Ir al contenido principal

La luz y la oscuridad


Se va sin irse, como si estuviera en permanente arrepentimiento.

Va y viene con esa sensación de no saber exactamente a donde apunta.
Quizás es uno quien debe saber dónde pararse y no caer en esa calesita que se parece al perro que quiere morderse la cola.

Muchas veces intentar ver en perspectiva ayuda para entender ciertas situaciones. La cuestión es hacerse cargo de lo que sale a la luz, comprenderlo y obrar en consecuencia.
Hay ciertas obras teatrales que suelen ser curiosas porque con leer el título uno se imagina el desarrollo. Y cuando se corrió el telón de este teatro, la obra fue casi exactamente como lo imaginaba, casi tal cual como parecía.

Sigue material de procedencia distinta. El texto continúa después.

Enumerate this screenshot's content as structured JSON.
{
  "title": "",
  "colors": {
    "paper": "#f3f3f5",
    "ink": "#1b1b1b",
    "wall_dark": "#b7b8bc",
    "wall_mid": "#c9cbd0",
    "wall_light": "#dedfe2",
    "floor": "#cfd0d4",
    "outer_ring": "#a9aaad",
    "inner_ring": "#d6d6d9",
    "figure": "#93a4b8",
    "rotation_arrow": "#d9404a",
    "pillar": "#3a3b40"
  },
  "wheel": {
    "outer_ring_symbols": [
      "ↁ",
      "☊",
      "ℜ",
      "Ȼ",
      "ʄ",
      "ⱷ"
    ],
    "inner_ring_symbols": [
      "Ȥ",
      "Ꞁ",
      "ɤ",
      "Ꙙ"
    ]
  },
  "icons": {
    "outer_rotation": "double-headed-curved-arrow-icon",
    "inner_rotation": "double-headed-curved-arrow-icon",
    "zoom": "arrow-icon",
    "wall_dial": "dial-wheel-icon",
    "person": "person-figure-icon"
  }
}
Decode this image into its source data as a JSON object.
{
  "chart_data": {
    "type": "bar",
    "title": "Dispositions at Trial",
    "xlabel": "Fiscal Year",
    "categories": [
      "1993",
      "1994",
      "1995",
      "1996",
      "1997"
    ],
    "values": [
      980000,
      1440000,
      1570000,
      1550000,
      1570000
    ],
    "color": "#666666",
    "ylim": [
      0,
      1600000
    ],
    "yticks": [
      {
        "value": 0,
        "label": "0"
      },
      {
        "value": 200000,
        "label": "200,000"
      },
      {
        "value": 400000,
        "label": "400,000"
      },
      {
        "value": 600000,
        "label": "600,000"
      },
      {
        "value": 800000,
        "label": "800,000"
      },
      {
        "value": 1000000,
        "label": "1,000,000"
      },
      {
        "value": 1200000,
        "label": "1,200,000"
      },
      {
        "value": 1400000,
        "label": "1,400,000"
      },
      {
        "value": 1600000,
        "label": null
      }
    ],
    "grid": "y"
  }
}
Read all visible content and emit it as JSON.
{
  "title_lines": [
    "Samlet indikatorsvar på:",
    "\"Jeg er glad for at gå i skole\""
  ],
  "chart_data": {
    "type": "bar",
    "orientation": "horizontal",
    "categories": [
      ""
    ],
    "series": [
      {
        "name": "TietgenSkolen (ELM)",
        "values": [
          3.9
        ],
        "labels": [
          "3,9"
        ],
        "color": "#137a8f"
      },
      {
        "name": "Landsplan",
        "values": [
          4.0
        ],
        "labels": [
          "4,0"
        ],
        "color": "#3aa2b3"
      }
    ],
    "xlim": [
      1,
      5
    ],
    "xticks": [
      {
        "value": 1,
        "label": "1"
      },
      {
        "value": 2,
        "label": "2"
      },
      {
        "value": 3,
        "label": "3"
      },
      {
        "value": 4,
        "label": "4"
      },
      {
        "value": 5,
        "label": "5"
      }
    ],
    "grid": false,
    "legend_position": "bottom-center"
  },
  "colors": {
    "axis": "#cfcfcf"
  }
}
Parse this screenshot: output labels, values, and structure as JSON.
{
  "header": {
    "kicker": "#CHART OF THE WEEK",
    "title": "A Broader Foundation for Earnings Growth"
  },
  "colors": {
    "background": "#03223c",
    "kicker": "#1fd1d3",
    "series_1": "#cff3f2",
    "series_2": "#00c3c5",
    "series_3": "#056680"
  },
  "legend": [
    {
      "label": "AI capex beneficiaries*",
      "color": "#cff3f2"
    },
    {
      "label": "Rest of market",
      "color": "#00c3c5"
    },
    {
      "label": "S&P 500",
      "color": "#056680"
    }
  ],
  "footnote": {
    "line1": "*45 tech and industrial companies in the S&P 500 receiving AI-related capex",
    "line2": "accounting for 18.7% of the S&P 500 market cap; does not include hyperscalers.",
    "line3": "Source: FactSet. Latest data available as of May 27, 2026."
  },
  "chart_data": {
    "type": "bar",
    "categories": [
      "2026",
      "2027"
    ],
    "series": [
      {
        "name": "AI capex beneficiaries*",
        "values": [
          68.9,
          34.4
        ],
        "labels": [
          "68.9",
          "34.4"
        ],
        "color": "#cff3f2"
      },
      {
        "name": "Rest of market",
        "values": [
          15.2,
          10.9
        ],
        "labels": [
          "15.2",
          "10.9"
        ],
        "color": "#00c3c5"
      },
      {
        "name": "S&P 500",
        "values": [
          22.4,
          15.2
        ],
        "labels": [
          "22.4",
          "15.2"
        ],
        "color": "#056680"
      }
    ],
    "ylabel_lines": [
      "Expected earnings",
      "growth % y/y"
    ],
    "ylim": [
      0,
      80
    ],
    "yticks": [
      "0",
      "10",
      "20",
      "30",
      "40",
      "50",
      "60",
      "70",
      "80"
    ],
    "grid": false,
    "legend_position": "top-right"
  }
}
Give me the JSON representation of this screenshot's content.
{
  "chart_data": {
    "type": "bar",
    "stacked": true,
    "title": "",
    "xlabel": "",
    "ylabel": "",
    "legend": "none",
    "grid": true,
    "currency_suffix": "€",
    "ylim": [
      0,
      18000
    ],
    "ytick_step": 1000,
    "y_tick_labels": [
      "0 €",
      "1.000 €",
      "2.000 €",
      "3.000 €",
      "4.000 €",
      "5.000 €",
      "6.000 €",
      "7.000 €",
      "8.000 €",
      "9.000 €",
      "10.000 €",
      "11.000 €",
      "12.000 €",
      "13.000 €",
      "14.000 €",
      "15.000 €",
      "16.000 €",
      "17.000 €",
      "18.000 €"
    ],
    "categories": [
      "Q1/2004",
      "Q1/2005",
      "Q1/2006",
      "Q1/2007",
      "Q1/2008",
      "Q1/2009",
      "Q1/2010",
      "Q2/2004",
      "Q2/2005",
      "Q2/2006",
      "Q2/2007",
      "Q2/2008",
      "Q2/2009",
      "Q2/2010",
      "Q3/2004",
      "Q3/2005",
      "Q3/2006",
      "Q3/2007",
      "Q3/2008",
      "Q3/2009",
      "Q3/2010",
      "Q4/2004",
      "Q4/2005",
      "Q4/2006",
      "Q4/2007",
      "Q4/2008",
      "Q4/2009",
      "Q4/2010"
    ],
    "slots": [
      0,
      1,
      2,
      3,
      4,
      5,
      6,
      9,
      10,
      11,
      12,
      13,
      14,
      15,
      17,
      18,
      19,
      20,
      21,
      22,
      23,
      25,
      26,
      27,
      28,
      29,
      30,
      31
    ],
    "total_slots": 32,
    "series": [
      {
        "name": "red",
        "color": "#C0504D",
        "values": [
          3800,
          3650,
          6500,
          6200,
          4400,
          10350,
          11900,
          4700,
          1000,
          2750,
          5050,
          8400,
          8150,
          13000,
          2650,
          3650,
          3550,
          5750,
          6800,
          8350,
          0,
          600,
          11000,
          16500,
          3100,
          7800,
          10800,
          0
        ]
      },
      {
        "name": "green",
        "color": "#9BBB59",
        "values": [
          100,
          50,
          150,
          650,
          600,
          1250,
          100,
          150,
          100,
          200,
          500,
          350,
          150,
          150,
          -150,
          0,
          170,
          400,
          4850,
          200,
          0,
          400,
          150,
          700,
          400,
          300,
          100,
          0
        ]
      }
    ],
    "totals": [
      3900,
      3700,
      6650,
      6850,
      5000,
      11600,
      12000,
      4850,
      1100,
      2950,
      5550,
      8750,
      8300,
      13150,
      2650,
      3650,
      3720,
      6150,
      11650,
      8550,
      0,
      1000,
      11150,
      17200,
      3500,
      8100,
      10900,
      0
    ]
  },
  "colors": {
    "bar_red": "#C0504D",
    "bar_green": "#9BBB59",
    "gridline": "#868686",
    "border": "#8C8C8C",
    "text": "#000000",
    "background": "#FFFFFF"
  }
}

Quien la escribió negaba que fuera de esta manera, tal como se defienden los autores que escriben cosas obvias, pero como sucede en la vida cotidiana, uno es lo que hace y no lo que dice y la obra reprodujo tal cual lo que el título insinuaba. Vaya uno a saber el porqué de ciertas negativas a lo obvio. Negar la realidad, para muchos, es un buen camino.
Y por qué no, negar hasta lo dicho puede ser un camino que utilizó de manera hasta desopilante.

La cuestión es lo que sucede cuando finaliza la obra, ves que era lo que realmente imaginabas y te quedas pensando en la misma. ¿Que decidir? ¿Cómo actuar? ‘ ¿Cómo seguir?

Cosas que salen a la luz cuando las querían mantener en la oscuridad; vaya uno a saber por qué. ¿Cuál es el sentido? ¿Qué se busca lograr?

Siempre es mejor la luz que la oscuridad. Y efectivamente, como era de esperar, la luz revelo lo que la oscuridad quería ocultar.